By news.harvard.edu.

Vikings occupied Greenland from about 985 to 1450 A.D., farming and building communities before they abruptly abandoned their settlements. Why they disappeared has long been a puzzle, but a new paper from the Department of Earth and Planetary Sciences determines that one factor — rising sea level — likely played a major role.

“There are many theories as to what exactly happened” to drive the Vikings out, said Marisa J. Borreggine, lead author of “Sea-Level Rise in Southwest Greenland as a Contributor to Viking Abandonment,” published April 17 in the Proceedings of the National Academy of Sciences.
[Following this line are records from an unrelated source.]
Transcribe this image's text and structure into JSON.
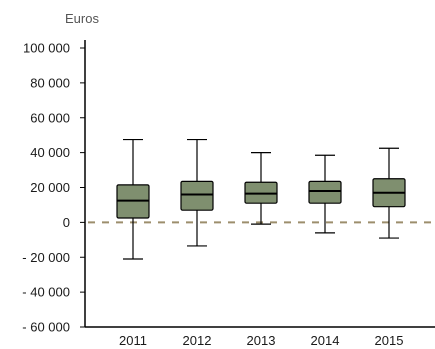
{
  "chart_data": {
    "type": "boxplot",
    "unit_label": "Euros",
    "categories": [
      "2011",
      "2012",
      "2013",
      "2014",
      "2015"
    ],
    "y_ticks": [
      {
        "value": 100000,
        "label": "100 000"
      },
      {
        "value": 80000,
        "label": "80 000"
      },
      {
        "value": 60000,
        "label": "60 000"
      },
      {
        "value": 40000,
        "label": "40 000"
      },
      {
        "value": 20000,
        "label": "20 000"
      },
      {
        "value": 0,
        "label": "0"
      },
      {
        "value": -20000,
        "label": "- 20 000"
      },
      {
        "value": -40000,
        "label": "- 40 000"
      },
      {
        "value": -60000,
        "label": "- 60 000"
      }
    ],
    "ylim": [
      -60000,
      100000
    ],
    "boxes": [
      {
        "category": "2011",
        "whisker_low": -21000,
        "q1": 2500,
        "median": 12500,
        "q3": 21500,
        "whisker_high": 47500
      },
      {
        "category": "2012",
        "whisker_low": -13500,
        "q1": 7000,
        "median": 16000,
        "q3": 23500,
        "whisker_high": 47500
      },
      {
        "category": "2013",
        "whisker_low": -1000,
        "q1": 11000,
        "median": 16500,
        "q3": 23000,
        "whisker_high": 40000
      },
      {
        "category": "2014",
        "whisker_low": -6000,
        "q1": 11000,
        "median": 18000,
        "q3": 23500,
        "whisker_high": 38500
      },
      {
        "category": "2015",
        "whisker_low": -9000,
        "q1": 9000,
        "median": 17000,
        "q3": 25000,
        "whisker_high": 42500
      }
    ],
    "reference_line": {
      "value": 0,
      "style": "dashed"
    },
    "colors": {
      "box_fill": "#7f8f6f",
      "box_stroke": "#000000",
      "reference_line": "#9c8e6c",
      "axis": "#000000"
    },
    "grid": false,
    "legend": "none"
  }
}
“There’s been a shift in the narrative away from the idea that the Vikings completely failed to adapt to the environment and toward arguments that they were faced with myriad challenges, ranging from social unrest, economic turmoil, political issues, and environmental change,” said Borreggine, a doctoral candidate in the Harvard Kenneth C. Griffin Graduate School of Arts and Sciences.

Amid those pressures, “the changing landscape would’ve proven to be yet another factor that challenged the Viking way of life,” said Borreggine, who works in the Mitrovica Group led by Frank B. Baird Jr. Professor of Science Jerry X. Mitrovica. This likely led “to a tipping point before they abandoned the settlement.”

The departure of these Viking settlers coincided with the beginning of the period known as the Little Ice Age, which had a particular impact on the North Atlantic. But while cooling and freezing might seem likely to lower sea levels, a variety of factors combined to have the opposite effect in Greenland.

With the waters of the North Atlantic “contributing to that new ice volume, intuition might suggest that sea level should go down,” Borreggine said. However, a closer look at previously published geomorphological and paleoclimate data and the researchers’.